屋号のまちYAIZU PRIDE

つくり手とこだわりの逸品

 

 

港町焼津にある八雲通りは、船元、仲買人、加工業者が軒を連ね、漁業の町として栄えてきました。

江戸時代、それぞれの業者は同じ苗字も多く、競りなどで呼び間違いも起こってしまうことから屋号をつけるようになりました。

屋号の形にはそれぞれの業者の個性が意味づけされていて各家で受け継がれるマークとして愛されてきました。

「屋号のまち」という呼び名は全国で3カ所あったと言われており、港町焼津は現代でも屋号プロジェクトなどを通して受け継がれています。

 

この屋号は、家のシンボルとして扱われるため、味や品質、対応力などの信頼の証でもあり焼津の漁業に関わる家のプライドでもあるのです。

 

ここでは、私たちの屋号をご紹介すると同時に、その家(現在では企業)が取り扱う商品をご案内いたします。

明治時代の焼津前浜
~ 陸揚げに沸くかつおの市 ~

明治末期の海岸は右図の様に石堤の前が二丁位磯があって、浜行も、ドンドン(おんべ焼)行事も大方この磯で行い、魚の陸揚げも此の処で、ハシケ利用でなされ、一寸時下模様の陸揚げは全く現代人の想像だにもせぬ、おそらく敵前上陸とはかくあるものかと思う位、大涛の合を見はかって八重巻『  』かけ声勇ましく引き上げ、礒へ揃えて此処で魚市が立ったという有様。

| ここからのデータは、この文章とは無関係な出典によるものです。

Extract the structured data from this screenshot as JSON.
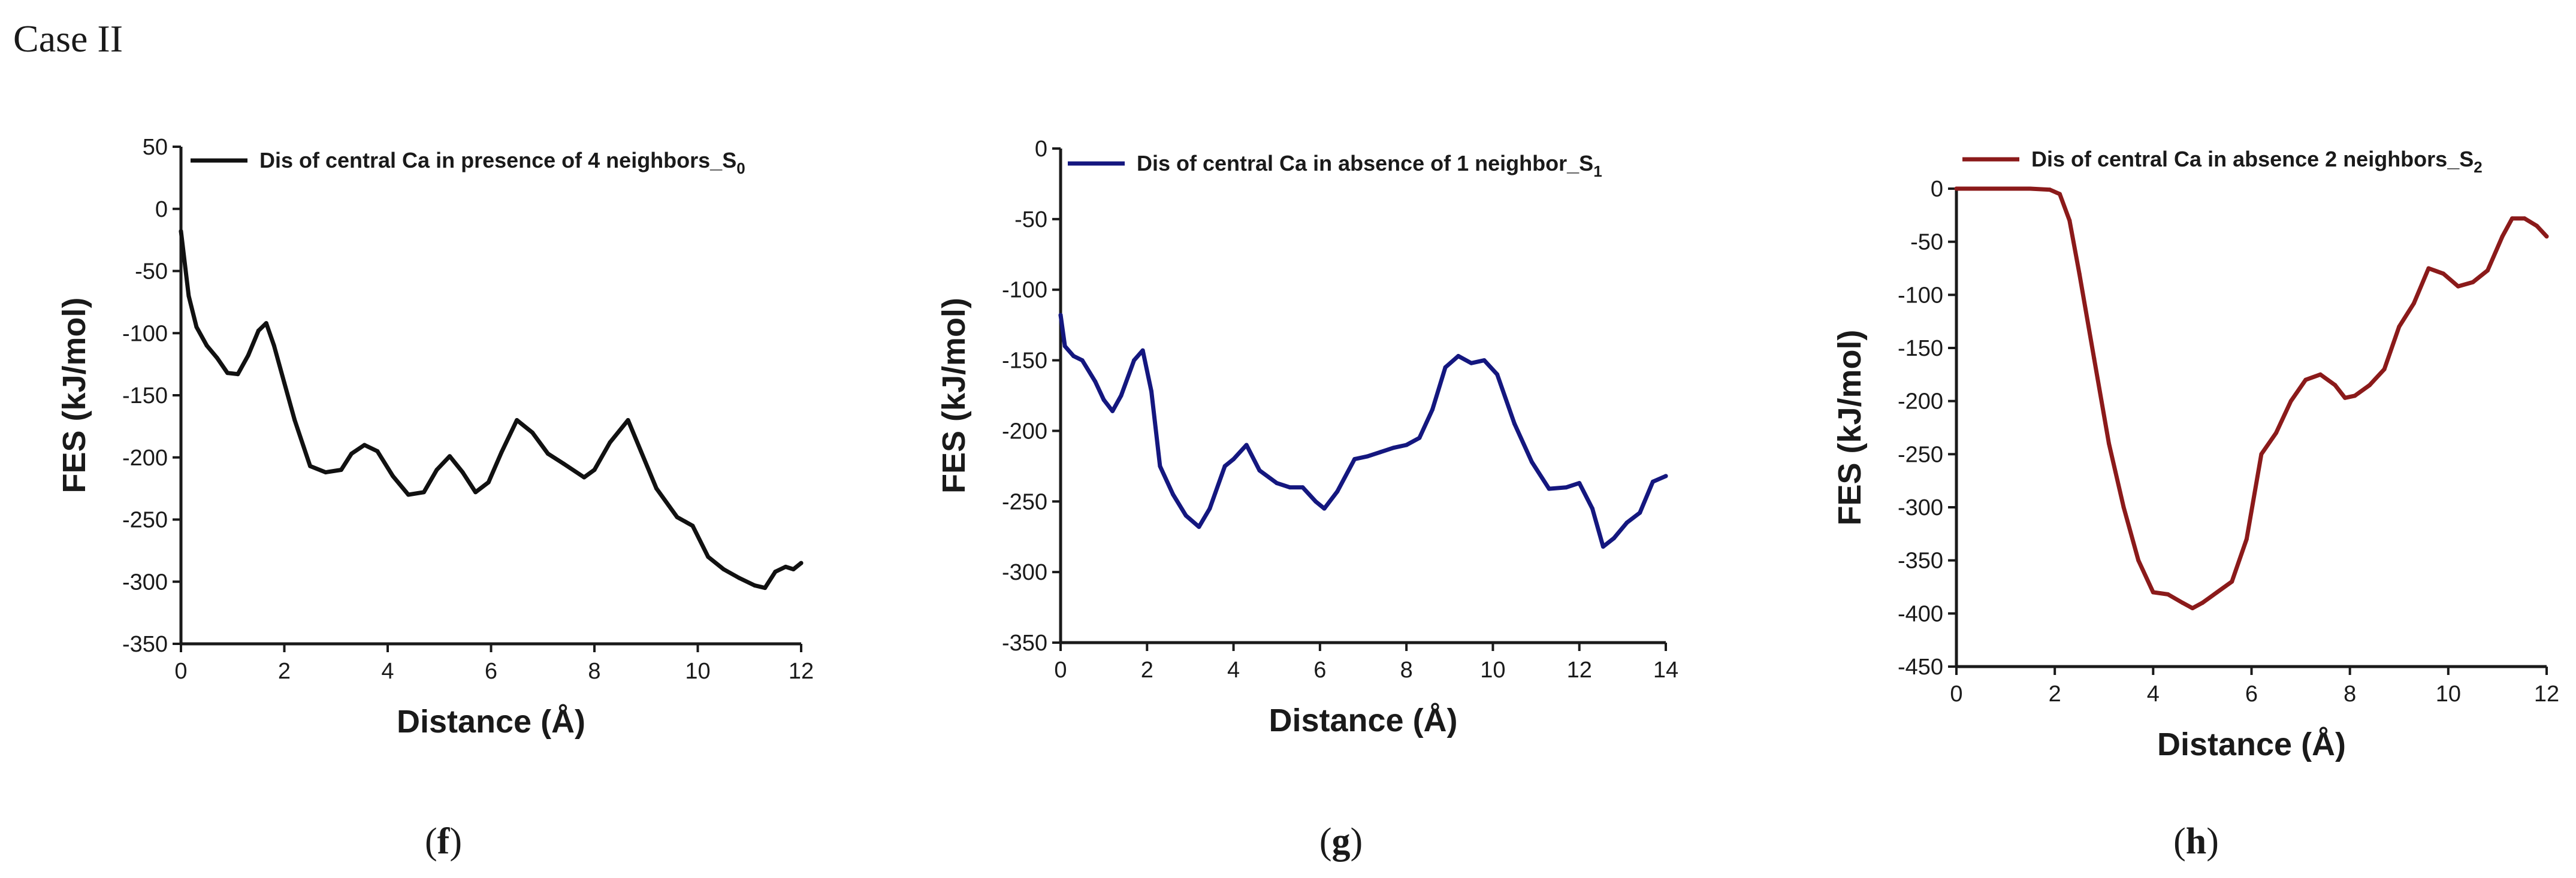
{
  "page_title": "Case II",
  "chart_data": [
    {
      "type": "line",
      "panel_label": "f",
      "color": "#111111",
      "legend": {
        "text": "Dis of central Ca in presence of 4 neighbors_S",
        "subscript": "0"
      },
      "xlabel": "Distance (Å)",
      "ylabel": "FES (kJ/mol)",
      "xlim": [
        0,
        12
      ],
      "ylim": [
        -350,
        50
      ],
      "xticks": [
        0,
        2,
        4,
        6,
        8,
        10,
        12
      ],
      "yticks": [
        50,
        0,
        -50,
        -100,
        -150,
        -200,
        -250,
        -300,
        -350
      ],
      "x": [
        0,
        0.15,
        0.3,
        0.5,
        0.7,
        0.9,
        1.1,
        1.3,
        1.5,
        1.65,
        1.8,
        2.0,
        2.2,
        2.5,
        2.8,
        3.1,
        3.3,
        3.55,
        3.8,
        4.1,
        4.4,
        4.7,
        4.95,
        5.2,
        5.45,
        5.7,
        5.95,
        6.2,
        6.5,
        6.8,
        7.1,
        7.4,
        7.8,
        8.0,
        8.3,
        8.65,
        8.9,
        9.2,
        9.6,
        9.9,
        10.2,
        10.5,
        10.8,
        11.1,
        11.3,
        11.5,
        11.7,
        11.85,
        12.0
      ],
      "y": [
        -18,
        -70,
        -95,
        -110,
        -120,
        -132,
        -133,
        -118,
        -98,
        -92,
        -110,
        -140,
        -170,
        -207,
        -212,
        -210,
        -197,
        -190,
        -195,
        -215,
        -230,
        -228,
        -210,
        -199,
        -212,
        -228,
        -220,
        -196,
        -170,
        -180,
        -197,
        -205,
        -216,
        -210,
        -188,
        -170,
        -195,
        -225,
        -248,
        -255,
        -280,
        -290,
        -297,
        -303,
        -305,
        -292,
        -288,
        -290,
        -285
      ]
    },
    {
      "type": "line",
      "panel_label": "g",
      "color": "#14177f",
      "legend": {
        "text": "Dis of central Ca in absence of 1 neighbor_S",
        "subscript": "1"
      },
      "xlabel": "Distance (Å)",
      "ylabel": "FES (kJ/mol)",
      "xlim": [
        0,
        14
      ],
      "ylim": [
        -350,
        0
      ],
      "xticks": [
        0,
        2,
        4,
        6,
        8,
        10,
        12,
        14
      ],
      "yticks": [
        0,
        -50,
        -100,
        -150,
        -200,
        -250,
        -300,
        -350
      ],
      "x": [
        0,
        0.1,
        0.3,
        0.5,
        0.8,
        1.0,
        1.2,
        1.4,
        1.7,
        1.9,
        2.1,
        2.3,
        2.6,
        2.9,
        3.2,
        3.45,
        3.8,
        4.0,
        4.3,
        4.6,
        5.0,
        5.3,
        5.6,
        5.9,
        6.1,
        6.4,
        6.8,
        7.1,
        7.4,
        7.7,
        8.0,
        8.3,
        8.6,
        8.9,
        9.2,
        9.5,
        9.8,
        10.1,
        10.5,
        10.9,
        11.3,
        11.7,
        12.0,
        12.3,
        12.55,
        12.8,
        13.1,
        13.4,
        13.7,
        14.0
      ],
      "y": [
        -118,
        -140,
        -147,
        -150,
        -165,
        -178,
        -186,
        -175,
        -150,
        -143,
        -172,
        -225,
        -245,
        -260,
        -268,
        -255,
        -225,
        -220,
        -210,
        -228,
        -237,
        -240,
        -240,
        -250,
        -255,
        -243,
        -220,
        -218,
        -215,
        -212,
        -210,
        -205,
        -185,
        -155,
        -147,
        -152,
        -150,
        -160,
        -195,
        -222,
        -241,
        -240,
        -237,
        -255,
        -282,
        -276,
        -265,
        -258,
        -236,
        -232
      ]
    },
    {
      "type": "line",
      "panel_label": "h",
      "color": "#8b1a1a",
      "legend": {
        "text": "Dis of central Ca in absence 2 neighbors_S",
        "subscript": "2"
      },
      "xlabel": "Distance (Å)",
      "ylabel": "FES (kJ/mol)",
      "xlim": [
        0,
        12
      ],
      "ylim": [
        -450,
        0
      ],
      "xticks": [
        0,
        2,
        4,
        6,
        8,
        10,
        12
      ],
      "yticks": [
        0,
        -50,
        -100,
        -150,
        -200,
        -250,
        -300,
        -350,
        -400,
        -450
      ],
      "x": [
        0,
        0.5,
        1.0,
        1.5,
        1.9,
        2.1,
        2.3,
        2.5,
        2.8,
        3.1,
        3.4,
        3.7,
        4.0,
        4.3,
        4.6,
        4.8,
        5.0,
        5.3,
        5.6,
        5.9,
        6.2,
        6.5,
        6.8,
        7.1,
        7.4,
        7.7,
        7.9,
        8.1,
        8.4,
        8.7,
        9.0,
        9.3,
        9.6,
        9.9,
        10.2,
        10.5,
        10.8,
        11.1,
        11.3,
        11.55,
        11.8,
        12.0
      ],
      "y": [
        0,
        0,
        0,
        0,
        -1,
        -5,
        -30,
        -80,
        -160,
        -240,
        -300,
        -350,
        -380,
        -382,
        -390,
        -395,
        -390,
        -380,
        -370,
        -330,
        -250,
        -230,
        -200,
        -180,
        -175,
        -185,
        -197,
        -195,
        -185,
        -170,
        -130,
        -108,
        -75,
        -80,
        -92,
        -88,
        -77,
        -45,
        -28,
        -28,
        -35,
        -45
      ]
    }
  ]
}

大正末期には海水が日に日にせって来て到底浜遊散や魚の売買等おもいもよらぬこととなった。時下の時は、石津寄りの青峰様西方寺、即ち南浜と北の浜(新屋)で市が立つ。

浜の河原をねじ肩で十八・九貫匁※1の重量をかつぎ上げたものだ。

担いだ重みで石が砂利へ、くろこぶし迄くすがる。之を抜きつゝ跳ね上げて堤防を山越えする。横町川岸は、河岸上橋がコンクリだからまだよいが、南は木の仮橋だからベタベタへたって、丁度吊橋渡りだ。

この河岸揚げは、弟子入りしたすぐで河岸揚げ小僧といった、当時力自慢に浜から家まで一気に担ぎ上げたものだ。

小僧等の労力もなみなみでなくこの仕事に耐えかねて、ひそかに里帰りする者が出て来たので、漸く荷車で上げることになった。

車で運ぶ事は、魚が身割れがするので嫌われたものだ。入港船は、朝が多かったのだが漁場の関係者等で、ビリダラ入港出帆の都合で、夜中でも市が立ったものだ。

一旦製造が終わって道具を一切洗ってしまっても、又、鈴を振って知らせに来ると、二度目、三度目の製造もする。一日中安心して、今の様に野球でも等とんでもないことであった。

当時は中宿に(ミツボシ)、南にい社(今の川京の処)、北に (今の北原鉄太郎氏の処)、右三魚会社があり、後日統一合併して〇三焼津水産会社となった。

吉井為策氏を社長に北支店長寺尾虎吉、南支店長松永松之助氏、その他主役に、長谷川安次郎、松村定吉※2 、松村弥兵市、井出辰吉氏の多士済々、発展にこれつとめた。

夢のように覚えているのは現在の石堤、以前は杭堤防で、上図のように土で盛り上げ防波堤だった。この堤の上に河原豌豆や河原舞子、ひるがをが這っていたほんの一部分を覚えている。

吾々はしらないが石津浜から磯馴松がこの堤防を延々長蛇して現に下田桜の中にはにはその一部が老松となって昔時を物語っている。

今の船玉大明神の川を隔てて浜側に舟月という旅館があり(旧魚市場売場)やはり河原舞子、昼がをで一面の緑地砂丘がありこの新屋海岸の広さは今人の想像にも及ばぬ広莫で引網で毎日漁り巷人の味覚をそそった。